What didn’t happen in Rome was a meeting of the minds, at least on the paramount issue of religious freedom, but instead an implicit agreement to disagree.

Lastly there is the curious story of absolution for the Beetles that refuses to go away:

Saturday's edition of Vatican newspaper L'Osservatore Romano recalls that Lennon's boast outraged many in 1966. But it says the remark now can be written off as the bragging of a young man wrestling with unexpected success....

Listening to the album, the newspaper says, makes clear how creative the Beatles were, compared to what it calls the "standardized, stereotypical" songs being produced today.

Of course the Beatles had help, in the form of drugs inducing creativity, or so I've read more than once.

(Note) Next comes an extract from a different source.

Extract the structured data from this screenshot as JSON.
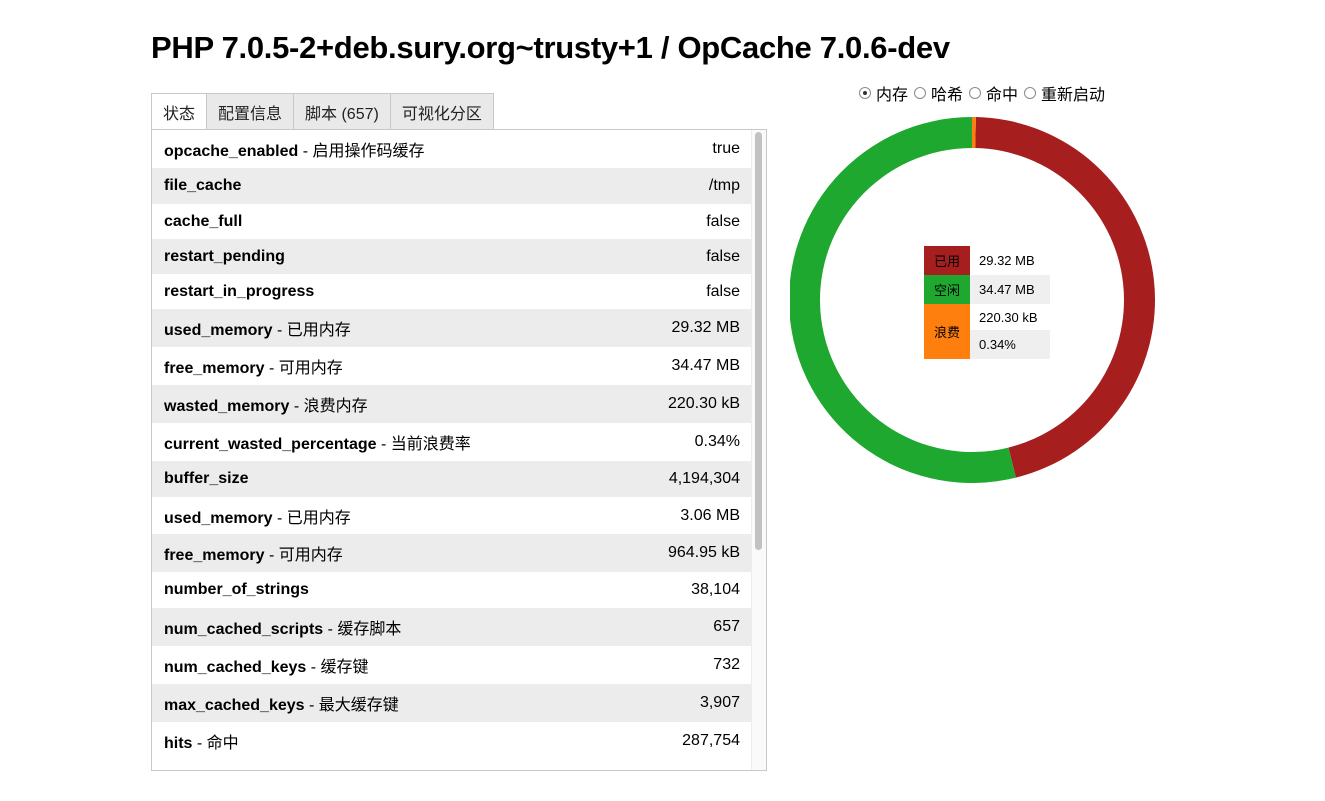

This brings to mind the way old people are inclined to view the world--"It's going to hell in a handbasket. Oh, for the return of the good ole days." However, now that we've arrived in hell, we can see how innocent the initial impetus in this direction looks. Yes, relativism is alive and well across the pond. Ideas, however, do have consequences. Just check out how influential the song "Imagine" has been in New Age circles. Perhaps someone at L'Osservatore Romano has been doing a little too much imagining.